男が三度目に円相へ来たのは、それから十日ほど後だった。

一人だった。

肩に大きな鞄はない。

スマートフォンも手に持っていない。

暖簾の前で立ち止まる。

婆さんが気づく。

「あ。」

男は頭を下げた。

「この前は、すみませんでした。」

婆さんは何も言わない。

「入ってもいいですか。」

「店だからね。」

それだけ答えた。

男は前と同じ席へ座った。

しばらくして。

婆さんが茶を持ってくる。

男が湯呑みに触れる。

温かい。

少し驚いた顔をする。

一口飲む。

「……美味しい。」

店の奥で。

……カン。

男が顔を上げる。

茶釜を見る。

「前は、すみませんでした。」

茶釜は答えない。

男はしばらく茶を飲んでいた。

夕暮れが近づく。

いつものように、昼の客が帰り始める。

代わりに、別の客がやってくる。

山の老人。

角のある若者。

人の姿をした狸。

そして。

川の女が暖簾の前に現れた。

男の手が止まる。

川の女も男を見る。

店の中が少しだけ静かになる。

男は立ち上がった。

川の女が身構える。

男は頭を下げた。

「この前は、すみませんでした。」

川の女は何も言わない。

男も、それ以上言わない。

しばらくして。

「そこ。」

川の女が言った。

男が顔を上げる。

「座ってください。」

男は自分の席を見る。

「あ、はい。
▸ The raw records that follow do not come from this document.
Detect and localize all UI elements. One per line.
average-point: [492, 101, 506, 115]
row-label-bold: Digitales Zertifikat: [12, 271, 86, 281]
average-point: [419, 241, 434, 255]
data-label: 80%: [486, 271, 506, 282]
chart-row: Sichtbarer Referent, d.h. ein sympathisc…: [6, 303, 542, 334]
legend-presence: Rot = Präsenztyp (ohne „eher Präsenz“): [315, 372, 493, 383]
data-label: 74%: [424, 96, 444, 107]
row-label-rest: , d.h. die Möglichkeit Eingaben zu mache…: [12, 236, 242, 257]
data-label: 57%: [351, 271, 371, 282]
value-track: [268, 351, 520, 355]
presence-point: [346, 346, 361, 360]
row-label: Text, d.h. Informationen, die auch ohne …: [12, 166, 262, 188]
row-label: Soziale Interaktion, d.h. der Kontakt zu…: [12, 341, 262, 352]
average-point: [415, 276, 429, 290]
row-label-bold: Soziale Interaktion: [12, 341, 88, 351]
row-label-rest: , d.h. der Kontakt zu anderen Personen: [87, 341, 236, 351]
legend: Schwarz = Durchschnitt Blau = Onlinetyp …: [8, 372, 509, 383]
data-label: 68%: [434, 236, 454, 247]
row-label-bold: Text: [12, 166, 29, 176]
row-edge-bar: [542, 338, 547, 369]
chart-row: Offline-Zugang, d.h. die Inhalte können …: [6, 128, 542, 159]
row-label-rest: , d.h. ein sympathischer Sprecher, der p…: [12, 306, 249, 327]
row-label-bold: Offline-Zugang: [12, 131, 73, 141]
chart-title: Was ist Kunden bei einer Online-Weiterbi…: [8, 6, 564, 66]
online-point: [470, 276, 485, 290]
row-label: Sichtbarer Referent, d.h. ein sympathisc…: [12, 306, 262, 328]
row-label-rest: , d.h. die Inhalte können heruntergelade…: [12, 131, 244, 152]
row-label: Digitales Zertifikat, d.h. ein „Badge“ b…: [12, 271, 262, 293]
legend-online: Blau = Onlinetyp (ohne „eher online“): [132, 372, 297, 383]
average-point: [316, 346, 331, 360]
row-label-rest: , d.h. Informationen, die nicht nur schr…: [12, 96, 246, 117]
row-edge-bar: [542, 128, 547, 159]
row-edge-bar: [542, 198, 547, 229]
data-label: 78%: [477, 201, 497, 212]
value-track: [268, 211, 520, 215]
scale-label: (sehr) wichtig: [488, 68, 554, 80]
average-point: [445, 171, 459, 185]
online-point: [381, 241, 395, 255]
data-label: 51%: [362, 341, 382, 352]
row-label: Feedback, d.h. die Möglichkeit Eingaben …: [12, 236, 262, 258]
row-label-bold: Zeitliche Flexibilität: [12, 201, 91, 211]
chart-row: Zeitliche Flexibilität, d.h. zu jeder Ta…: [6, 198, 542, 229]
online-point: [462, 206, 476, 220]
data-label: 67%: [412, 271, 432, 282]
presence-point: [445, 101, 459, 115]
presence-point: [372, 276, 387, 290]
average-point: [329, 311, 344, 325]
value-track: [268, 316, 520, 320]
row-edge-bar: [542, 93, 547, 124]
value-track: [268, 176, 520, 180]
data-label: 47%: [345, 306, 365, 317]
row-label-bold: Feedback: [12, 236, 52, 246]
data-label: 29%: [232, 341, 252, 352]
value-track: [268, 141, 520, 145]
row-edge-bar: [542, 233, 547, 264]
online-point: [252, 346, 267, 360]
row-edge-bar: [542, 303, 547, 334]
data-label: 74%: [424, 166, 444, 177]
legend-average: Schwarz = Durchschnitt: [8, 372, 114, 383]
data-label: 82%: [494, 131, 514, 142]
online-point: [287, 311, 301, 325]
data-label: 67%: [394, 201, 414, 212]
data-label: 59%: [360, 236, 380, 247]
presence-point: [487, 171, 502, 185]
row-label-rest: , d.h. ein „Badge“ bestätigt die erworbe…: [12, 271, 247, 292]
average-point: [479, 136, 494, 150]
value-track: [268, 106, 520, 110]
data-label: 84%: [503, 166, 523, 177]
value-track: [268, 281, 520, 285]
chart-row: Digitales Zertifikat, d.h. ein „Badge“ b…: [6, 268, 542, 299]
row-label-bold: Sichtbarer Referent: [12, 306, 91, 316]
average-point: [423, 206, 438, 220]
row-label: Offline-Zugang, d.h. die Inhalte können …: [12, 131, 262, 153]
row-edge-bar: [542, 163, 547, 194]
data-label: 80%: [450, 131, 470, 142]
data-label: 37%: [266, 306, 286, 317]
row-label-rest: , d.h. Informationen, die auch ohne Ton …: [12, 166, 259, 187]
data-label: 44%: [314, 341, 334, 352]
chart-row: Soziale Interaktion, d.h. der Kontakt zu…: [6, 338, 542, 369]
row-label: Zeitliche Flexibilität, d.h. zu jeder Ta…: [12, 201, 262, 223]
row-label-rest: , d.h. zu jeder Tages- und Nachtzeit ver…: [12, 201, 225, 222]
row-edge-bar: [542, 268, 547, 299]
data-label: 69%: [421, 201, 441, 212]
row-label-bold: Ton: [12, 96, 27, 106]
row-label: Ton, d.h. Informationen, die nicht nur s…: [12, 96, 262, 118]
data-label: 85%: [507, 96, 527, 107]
」

座る。

川の女は少し離れた席へ腰を下ろした。

婆さんが茶を持ってくる。

「今日は冷たいの?」

「温かいのを。」

「はいよ。」

茶が置かれる。

男はスマートフォンを出さない。

川の女も男を見ない。

それぞれが、それぞれの茶を飲む。

それだけだった。

店の奥で、古い茶釜が静かに湯を沸かしている。

夜になって。

男は会計を済ませた。

「ごちそうさまでした。」

婆さんが答える。

「はいよ。」

男は戸口まで行く。

そこで一度、店の奥を振り返った。

「また来てもいいですか。」

婆さんが笑う。

「店なんだから、来ればいいよ。」

男も少し笑った。

「そうですね。」

暖簾をくぐる。

姿が見えなくなる。

円は店の隅からその様子を見ていた。

「店主さん。」

……カン。

「よかったですね。」

返事はない。

円は少し考える。

「まだ怒ってます?」

沈黙。

……カン。

円が笑った。

「少しだけですか。」

茶釜はそれ以上答えなかった。

円は空いた湯呑みを下げる。

男が使っていたもの。

川の女が使っていたもの。

二つを同じ盆へ載せる。

「洗ってきます。」

……カン。

水場から器を洗う音が聞こえる。

怪異たちは静かに茶を飲んでいる。

誰も男を許したとは言わなかった。

誰も、もう問題はないとも言わなかった。

ただ。

一度外れた席に、もう一度座る場所があった。

それだけだった。

店の奥で。

古い茶釜が湯を沸かしていた。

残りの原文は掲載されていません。